I am seven months into the first serious relationship of my life, odd as that seems for a thirty-one year old to admit. When we’re together, I think this is right. But when we’re apart, I think that is right, too. I feel comfortable being a couple. But I feel comfortable being by myself. And the one makes me doubt the other. It feels good to be together, and somehow easy, even when we disagree. But when I’m alone, I wonder if I’ve been too critical, if I’m just playacting at a relationship for the sake of the experience, if this will last. When we’re together again I feel reassured by how well we get on, how much we love each other, and I wonder why I ever worried. Sometimes we talk about our relationship. I try to check in to make sure I’m not missing something. Sometimes we don’t. But this cycle keeps repeating.
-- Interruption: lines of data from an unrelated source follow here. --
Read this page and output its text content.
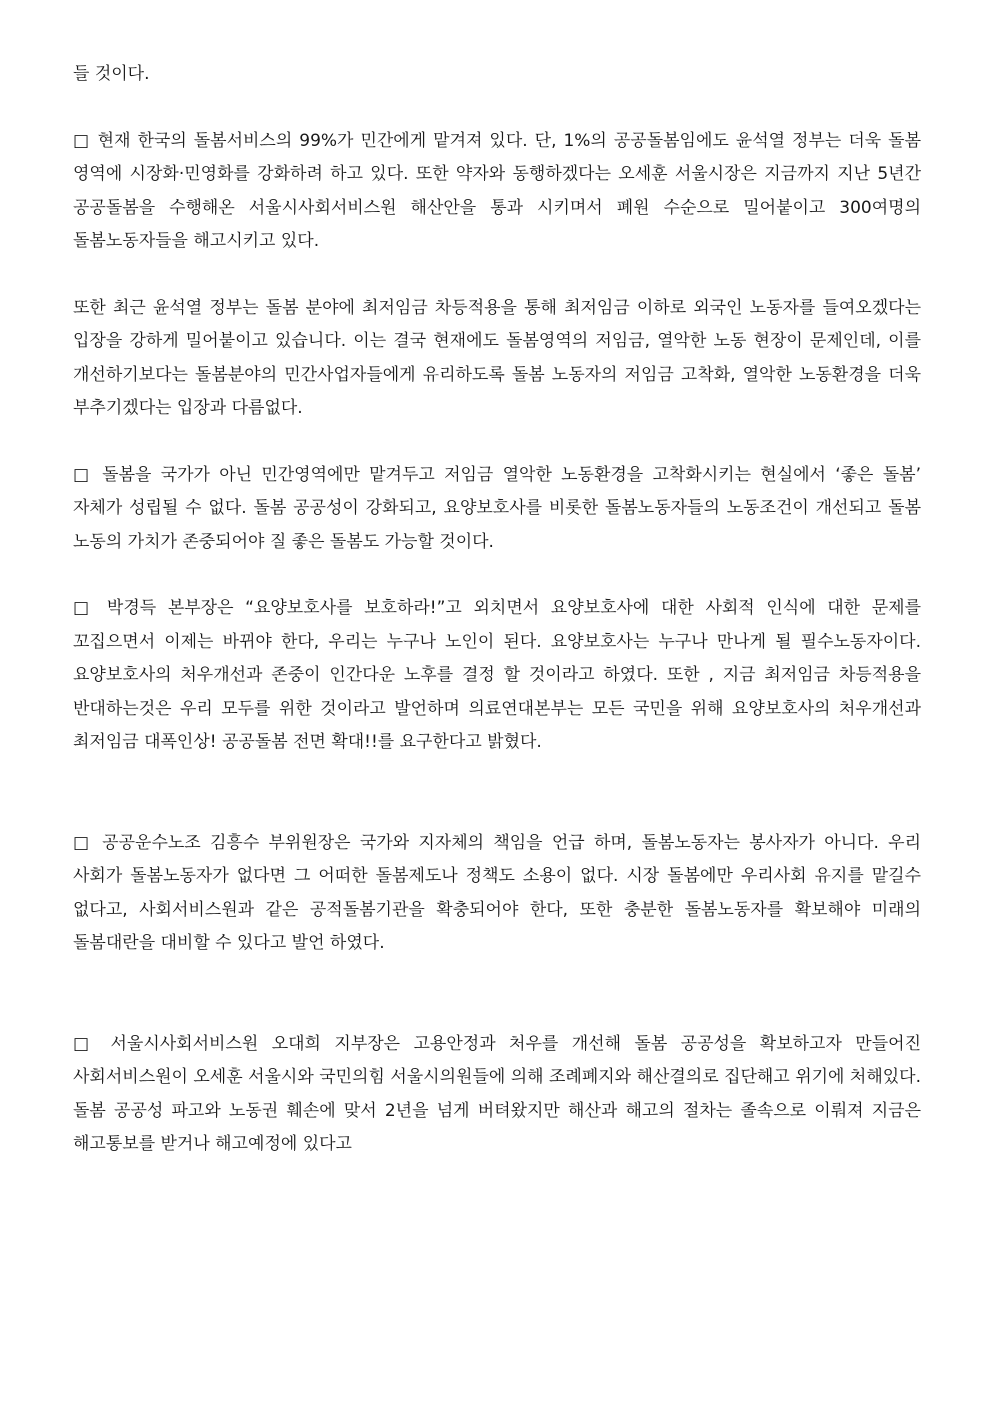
들 것이다.

□ 현재 한국의 돌봄서비스의 99%가 민간에게 맡겨져 있다. 단, 1%의 공공돌봄임에도 윤석열 정부는 더욱 돌봄 영역에 시장화·민영화를 강화하려 하고 있다. 또한 약자와 동행하겠다는 오세훈 서울시장은 지금까지 지난 5년간 공공돌봄을 수행해온 서울시사회서비스원 해산안을 통과 시키며서 폐원 수순으로 밀어붙이고 300여명의 돌봄노동자들을 해고시키고 있다.

또한 최근 윤석열 정부는 돌봄 분야에 최저임금 차등적용을 통해 최저임금 이하로 외국인 노동자를 들여오겠다는 입장을 강하게 밀어붙이고 있습니다. 이는 결국 현재에도 돌봄영역의 저임금, 열악한 노동 현장이 문제인데, 이를 개선하기보다는 돌봄분야의 민간사업자들에게 유리하도록 돌봄 노동자의 저임금 고착화, 열악한 노동환경을 더욱 부추기겠다는 입장과 다름없다.

□ 돌봄을 국가가 아닌 민간영역에만 맡겨두고 저임금 열악한 노동환경을 고착화시키는 현실에서 ‘좋은 돌봄’ 자체가 성립될 수 없다. 돌봄 공공성이 강화되고, 요양보호사를 비롯한 돌봄노동자들의 노동조건이 개선되고 돌봄 노동의 가치가 존중되어야 질 좋은 돌봄도 가능할 것이다.

□ 박경득 본부장은 “요양보호사를 보호하라!”고 외치면서 요양보호사에 대한 사회적 인식에 대한 문제를 꼬집으면서 이제는 바뀌야 한다, 우리는 누구나 노인이 된다. 요양보호사는 누구나 만나게 될 필수노동자이다. 요양보호사의 처우개선과 존중이 인간다운 노후를 결정 할 것이라고 하였다. 또한 , 지금 최저임금 차등적용을 반대하는것은 우리 모두를 위한 것이라고 발언하며 의료연대본부는 모든 국민을 위해 요양보호사의 처우개선과 최저임금 대폭인상! 공공돌봄 전면 확대!!를 요구한다고 밝혔다.

□ 공공운수노조 김흥수 부위원장은 국가와 지자체의 책임을 언급 하며, 돌봄노동자는 봉사자가 아니다. 우리 사회가 돌봄노동자가 없다면 그 어떠한 돌봄제도나 정책도 소용이 없다. 시장 돌봄에만 우리사회 유지를 맡길수 없다고, 사회서비스원과 같은 공적돌봄기관을 확충되어야 한다, 또한 충분한 돌봄노동자를 확보해야 미래의 돌봄대란을 대비할 수 있다고 발언 하였다.

□ 서울시사회서비스원 오대희 지부장은 고용안정과 처우를 개선해 돌봄 공공성을 확보하고자 만들어진 사회서비스원이 오세훈 서울시와 국민의힘 서울시의원들에 의해 조례폐지와 해산결의로 집단해고 위기에 처해있다. 돌봄 공공성 파고와 노동권 훼손에 맞서 2년을 넘게 버텨왔지만 해산과 해고의 절차는 졸속으로 이뤄져 지금은 해고통보를 받거나 해고예정에 있다고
The hardest part is the future.
I’ve always been able to live my life the way I wanted to. I have a plan for the future. The plan changes, sometimes drastically, but I always have a plan. What to study, where to work, where to live, how to live, and so on. These plans have always been risky and I’ve accepted that. After all, any failure was my failure. Any pain was my pain. I could rearrange my life freely without having to wonder how my new direction would impact anyone else. That is no longer so. I realize now the plans I’ve made are not only risky, but also require serious sacrifice and commitment. And it’s no long just my sacrifice and commitment I’m asking for. That’s scary.
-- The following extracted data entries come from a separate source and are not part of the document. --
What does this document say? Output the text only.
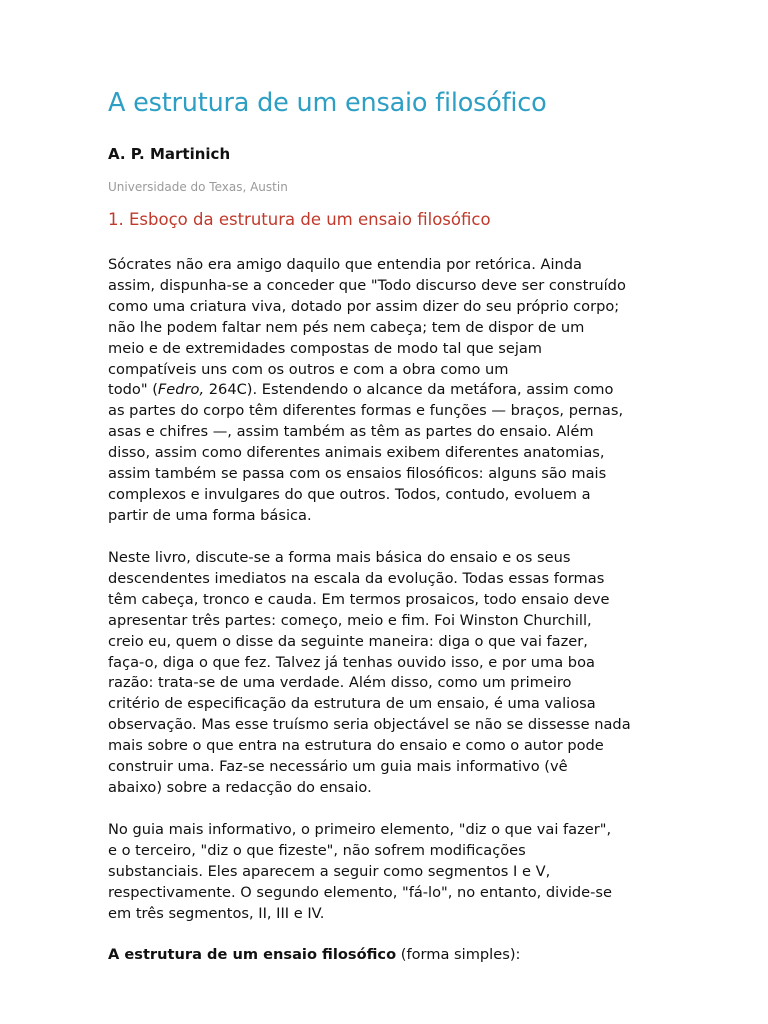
A estrutura de um ensaio filosófico

A. P. Martinich

Universidade do Texas, Austin

1. Esboço da estrutura de um ensaio filosófico
Sócrates não era amigo daquilo que entendia por retórica. Ainda
assim, dispunha-se a conceder que "Todo discurso deve ser construído
como uma criatura viva, dotado por assim dizer do seu próprio corpo;
não lhe podem faltar nem pés nem cabeça; tem de dispor de um
meio e de extremidades compostas de modo tal que sejam
compatíveis uns com os outros e com a obra como um
todo" (Fedro, 264C). Estendendo o alcance da metáfora, assim como
as partes do corpo têm diferentes formas e funções — braços, pernas,
asas e chifres —, assim também as têm as partes do ensaio. Além
disso, assim como diferentes animais exibem diferentes anatomias,
assim também se passa com os ensaios filosóficos: alguns são mais
complexos e invulgares do que outros. Todos, contudo, evoluem a
partir de uma forma básica.
Neste livro, discute-se a forma mais básica do ensaio e os seus
descendentes imediatos na escala da evolução. Todas essas formas
têm cabeça, tronco e cauda. Em termos prosaicos, todo ensaio deve
apresentar três partes: começo, meio e fim. Foi Winston Churchill,
creio eu, quem o disse da seguinte maneira: diga o que vai fazer,
faça-o, diga o que fez. Talvez já tenhas ouvido isso, e por uma boa
razão: trata-se de uma verdade. Além disso, como um primeiro
critério de especificação da estrutura de um ensaio, é uma valiosa
observação. Mas esse truísmo seria objectável se não se dissesse nada
mais sobre o que entra na estrutura do ensaio e como o autor pode
construir uma. Faz-se necessário um guia mais informativo (vê
abaixo) sobre a redacção do ensaio.
No guia mais informativo, o primeiro elemento, "diz o que vai fazer",
e o terceiro, "diz o que fizeste", não sofrem modificações
substanciais. Eles aparecem a seguir como segmentos I e V,
respectivamente. O segundo elemento, "fá-lo", no entanto, divide-se
em três segmentos, II, III e IV.

A estrutura de um ensaio filosófico (forma simples):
Sometimes those plans are nice. We both like the same kind of places, small cities in cool climate with real trees. But I fear I’m going to take too long getting there. We’re already thirty (ish) and I’m looking at the Navy and then a PhD who knows where. That’s a lot for any one person, let alone two. He has a definite wish to live close to his family. I understand and respect this. But what about my family? What about my plans to retire to a little ranch in the Sandhills and write books? And his plans to live next to the ocean and learn to surf? Is there enough in me to compromise? To figure it out? To work at it?
And what about all those stupid romantic myths that say when you find the right one you’re just supposed to ‘know?’ I never ‘know’ anything. I doubt everything. That’s why I’m a freakin’ Buddhist and not a Bible-thumping Methodist. It’s in my nature to question. Does that mean I’m relationship handicapped? Or is all that ‘soulmate’ crap really crap? Or is everyone different? I kinda figured relationships were work and if you decided you wanted to be in one you damn well worked at it, soulmate or not. But sometimes I wonder if I’m too selfish for even that. I want my Navy, my PhD, my ranch in the Sandhills. But I want to give him what he wants, too. I want the compromise, but I don’t know what that looks like. Where’s my freakin’ plan?!
So that’s why I’m full of shit. And rum. Not even a lot of rum. Like, less than two fingers. And yes, I stole it from my housemate. Sorry, Harry. Why do you have that much alcohol in the freezer? If I’m too selfish to handle really being there for even one other person, how an I supposed to help the other six point seven billion?
Anyway, I don’t know what to do about it. Just keep going I suppose. Keep my eyes, ears, mind, and heart open. Are all relationships like this?
Disclaimer: Written on rum. Posted while sober.